Giovanna Boda, Capo del dipartimento Risorse umane e finanziarie del Ministero dell’Istruzione, due giorni fa ha tentato il suicidio. Una prima operazione è riuscita ma resta in terapia intensiva.
Ho conosciuto Giovanna intorno al 1996 quando era ancora una studentessa e frequentava i “Nutella party” organizzati dai rappresentanti eletti degli studenti al tempo del Ministro Berlinguer; facevo parte di un gruppo di lavoro che si occupava di dispersione scolastica e una volta ci hanno presentati. L’ho incontrata dopo molti anni quando era alla Direzione dello studente – e si occupa anche di dispersione scolastica – perché ho presentato dei progetti. Ogni volta che la incontrava mi ricordava che dovevamo riprendere il progetto “Chance” inopinatamente interrotto nel 2009. L’occasione di collaborare è venuta purtroppo solo durante la pandemia, lo scorso anno, quando abbiamo presentato il progetto “I Coronauti”.
Ho apprezzato di Giovanna la tenace volontà di innovare e la capacità di assumersi delle responsabilità senza farsi paralizzare dall’attenzione ossessiva alle possibili critiche e ai possibili attacchi. Recentemente era stata nominata reggente dell’Ufficio Regionale della Calabria in sostituzione della dirigente rimossa per corruzione.
Quando una persona importante cade in disgrazia può capitare che molti facciano la corsa a dissociarsi, a vedere il male anche nelle azioni corrette di cui sono a conoscenza, o addirittura ad associarsi a una campagna di linciaggio. Non solo non sento questo bisogno ma ho profondi dubbi su questa accusa per la personalità del preteso corruttore, per qualcosa che non quadra nelle cifre fornite e molti altri dettagli; ma non voglio addentrarmi in questo terreno, voglio piuttosto testimoniare dell’assoluta correttezza e passione che Giovanna Boda ha usato nelle relazioni professionali con chi scrive e che non possono essere cancellate da una accusa che ritengo abnorme, sospetta e contradittoria.
Mi sento in dovere di dare questa testimonianza per solidarietà e sostegno a lei e ai tanti suoi collaboratori che si sono prodigati a realizzare progetti importanti, ai tanti dirigenti che da questa vicenda vengono intimoriti e intimiditi da poteri oscuri, perché è evidente che – al di là delle dubbie accuse – Giovanna viene attaccata per le cose buone che ha fatto, perché ha promosso in ogni circostanza il cambiamento e la responsabilità civile.

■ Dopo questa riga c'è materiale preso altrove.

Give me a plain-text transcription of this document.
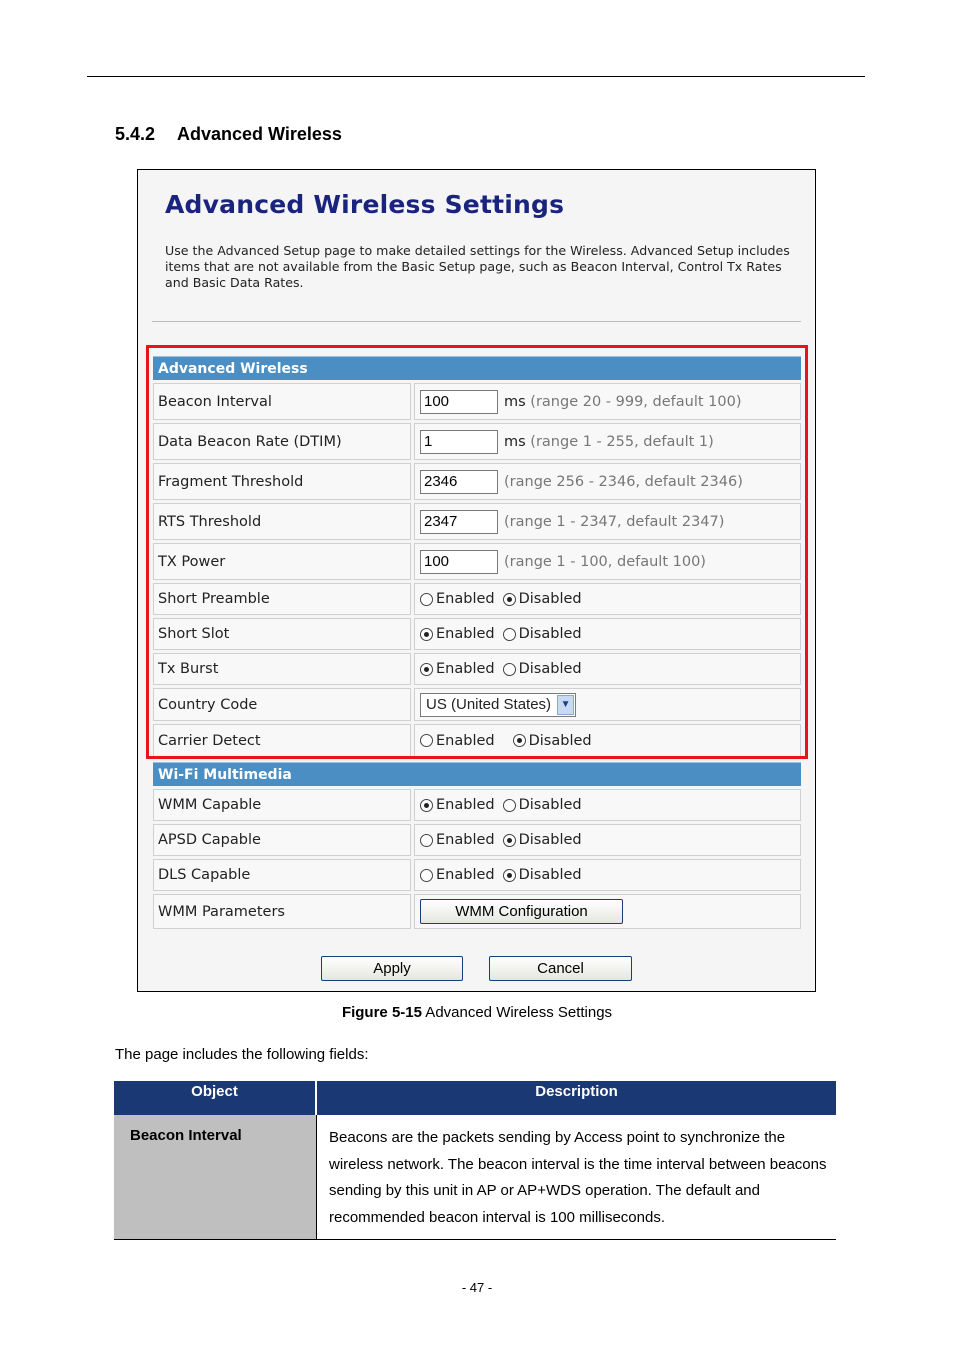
5.4.2 Advanced Wireless
Advanced Wireless Settings
Use the Advanced Setup page to make detailed settings for the Wireless. Advanced Setup includes items that are not available from the Basic Setup page, such as Beacon Interval, Control Tx Rates and Basic Data Rates.
Advanced Wireless
Beacon Interval	100	ms (range 20 - 999, default 100)
Data Beacon Rate (DTIM)	1	ms (range 1 - 255, default 1)
Fragment Threshold	2346	(range 256 - 2346, default 2346)
RTS Threshold	2347	(range 1 - 2347, default 2347)
TX Power	100	(range 1 - 100, default 100)
Short Preamble	Enabled Disabled
Short Slot	Enabled Disabled
Tx Burst	Enabled Disabled
Country Code	US (United States) ▼
Carrier Detect	Enabled Disabled
Wi-Fi Multimedia
WMM Capable	Enabled Disabled
APSD Capable	Enabled Disabled
DLS Capable	Enabled Disabled
WMM Parameters	WMM Configuration
Apply	Cancel
Figure 5-15 Advanced Wireless Settings
The page includes the following fields:
Object	Description
Beacon Interval	Beacons are the packets sending by Access point to synchronize the wireless network. The beacon interval is the time interval between beacons sending by this unit in AP or AP+WDS operation. The default and recommended beacon interval is 100 milliseconds.
- 47 -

Penso a come si sentono tutti quelli che si sono impegnati e si impegnano nella stessa direzione, penso a tutti quelli che hanno fatto dell’immobilismo una religione e che oggi si illudono di ricevere una conferma a questa loro posizione.
Il gesto di Giovanna mi addolora profondamente e al tempo stesso penso al suo significato. Il tentato suicidio per il luogo e il modo in cui si è realizzato è un gesto disperato ma può essere anche un modo per interrompere una falsificazione della propria vita.
Io spero proprio che potremo riascoltare la voce gentile di Giovanna e che, finché non si rimette, quanti la conoscono riescano a dissipare le ombre gettate sulla sua vita.
Esprimo quindi la mia incondizionata solidarietà ai familiari di Giovanna e a tutti i suoi collaboratori che in questo momento immagino profondamente addolorati e prostrati dalla gravità delle accuse e dal suo gesto.